Phoebe Morgan, debut novelist and author of psychological thriller The Doll House talks writing, editing, and her advice to young authors with Niall Cunniffe.
Could you give readers a brief introduction to what you’ve published, and what you’re currently working on?
My first book, The Doll House, was published last year. It’s a psychological thriller about two sisters who find themselves the target of a stranger seeking revenge. I’ve just sent my second book to my publisher after doing a structural edit with my agent, so it’s all quite nerve-wracking! It’s another psychological thriller, but the title hasn’t yet been confirmed as yet. Watch this space!
You’re a commissioning editor for a trade publisher by day. Do you think this has helped you improve your writing or editing process and, if so, how?
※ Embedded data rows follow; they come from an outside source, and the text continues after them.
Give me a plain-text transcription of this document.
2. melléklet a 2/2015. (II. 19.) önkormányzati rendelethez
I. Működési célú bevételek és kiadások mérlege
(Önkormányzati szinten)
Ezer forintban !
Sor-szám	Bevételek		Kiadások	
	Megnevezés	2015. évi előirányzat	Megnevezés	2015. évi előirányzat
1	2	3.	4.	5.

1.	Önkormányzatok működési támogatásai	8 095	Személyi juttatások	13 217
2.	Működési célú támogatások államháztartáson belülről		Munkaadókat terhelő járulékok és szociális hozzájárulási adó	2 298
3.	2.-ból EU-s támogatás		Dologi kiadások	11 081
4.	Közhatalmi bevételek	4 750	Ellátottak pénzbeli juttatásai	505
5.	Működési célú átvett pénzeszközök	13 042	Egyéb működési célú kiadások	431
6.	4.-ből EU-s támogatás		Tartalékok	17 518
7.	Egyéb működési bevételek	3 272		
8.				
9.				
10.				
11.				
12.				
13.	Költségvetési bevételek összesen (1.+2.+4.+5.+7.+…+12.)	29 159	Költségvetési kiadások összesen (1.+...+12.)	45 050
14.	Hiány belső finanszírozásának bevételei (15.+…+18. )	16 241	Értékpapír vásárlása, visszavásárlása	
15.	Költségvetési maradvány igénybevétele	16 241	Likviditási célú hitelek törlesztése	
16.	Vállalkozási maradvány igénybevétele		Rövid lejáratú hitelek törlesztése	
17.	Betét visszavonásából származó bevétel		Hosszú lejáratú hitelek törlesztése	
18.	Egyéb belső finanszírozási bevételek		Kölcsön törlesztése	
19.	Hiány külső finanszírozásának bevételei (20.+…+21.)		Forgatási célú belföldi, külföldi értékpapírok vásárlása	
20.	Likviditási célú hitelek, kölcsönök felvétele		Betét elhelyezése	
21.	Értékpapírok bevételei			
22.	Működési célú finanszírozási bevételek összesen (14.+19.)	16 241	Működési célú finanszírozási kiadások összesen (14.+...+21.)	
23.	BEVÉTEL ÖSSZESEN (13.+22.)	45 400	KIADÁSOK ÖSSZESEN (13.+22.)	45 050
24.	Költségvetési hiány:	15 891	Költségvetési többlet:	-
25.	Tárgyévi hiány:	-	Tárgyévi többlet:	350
Yes, definitely. I’m an Editor first and foremost. I work with a long list of authors, so I see both sides of the process. Working as an Editor in publishing has given me a wider understanding of the commercial market, I think, and seeing it from both sides helps me empathise more with authors, and gives me a different perspective. I’ve found comfort in the fact that I know how the publishing process works, all the ins and outs that go into making a book and getting it into readers hands. There’s a lot of work involved!
Do you think aspiring authors should get some experience in the publishing industry to help with their writing and career?
No, I don’t think that’s necessary. I would suggest they read widely and read around their chosen genre. They should keep an eye on what’s doing well and becoming successful – and figure out why certain books are more appealing or gripping than others. But writers should always be true to themselves, too – the market is an ever-changing beast so you’ve always got to keep your own voice and write what you love.
Do you think it’s becoming increasingly common for writers and authors to also have a full time job nowadays?
I think this depends on what stage of the journey they’re at, really. I know a lot of writers who balance writing around full time jobs, some of whom have children as well which is awe-inspiring! As a general point, writing isn’t always the most financially rewarding career in the world, so it’s very common for people to juggle multiple jobs, especially when starting out. I love my job – I always wanted to be an Editor, and I wouldn’t want to simply write on my own, I think I’d go mad! Of course, some authors do write full time; I think it’s a very personal choice.
Do you have a place you always go to write, or somewhere you feel most inspired?
I can write anywhere, though I’ve got a new desk recently which I’m really excited about. The shelves above the desk have some little reminders – a plant my agent gave me, a poster with an inspirational quote, my books about publishing. It’s really nice to have your own space to write, so I guess I’m lucky. However, I wrote most of The Doll House while babysitting in the evenings, or sitting in cafés at night.
How much planning and outlining do you undertake before beginning to write your novel?
I don’t plan at all, to begin with. I find it really difficult. I did write a synopsis for my agent and publisher for my second book, but that’s the extent of it. Everyone works in different ways. I prefer to get the first draft done and then edit it. I’m not one of those writers who can plan out a whole novel with sticky notes and spread sheets. I probably end up writing more drafts. I’m an editor by nature, so I’m most comfortable editing a lot than extensively planning.
Do have any other hobbies and passions, outside writing and publishing?
I’ve very passionate about the Society of Young Publishers; I’m co-chairing the London branch this year. Writing and publishing are where my main interests lie – I’m fairly terrible at everything else! Although I am trying to learn how to cook… with mixed results.
If you have one piece of advice to offer to young aspiring authors, what would it be?
Be persistent. You have to keep going. It’s a good idea to perhaps have your writing read by other people and be prepared to take editorial feedback. Focus on your own journey, and make sure you’re doing the best you can. Don’t fall into the trap of comparing yourself to others – just keep your head down, do the work and make the most of every opportunity.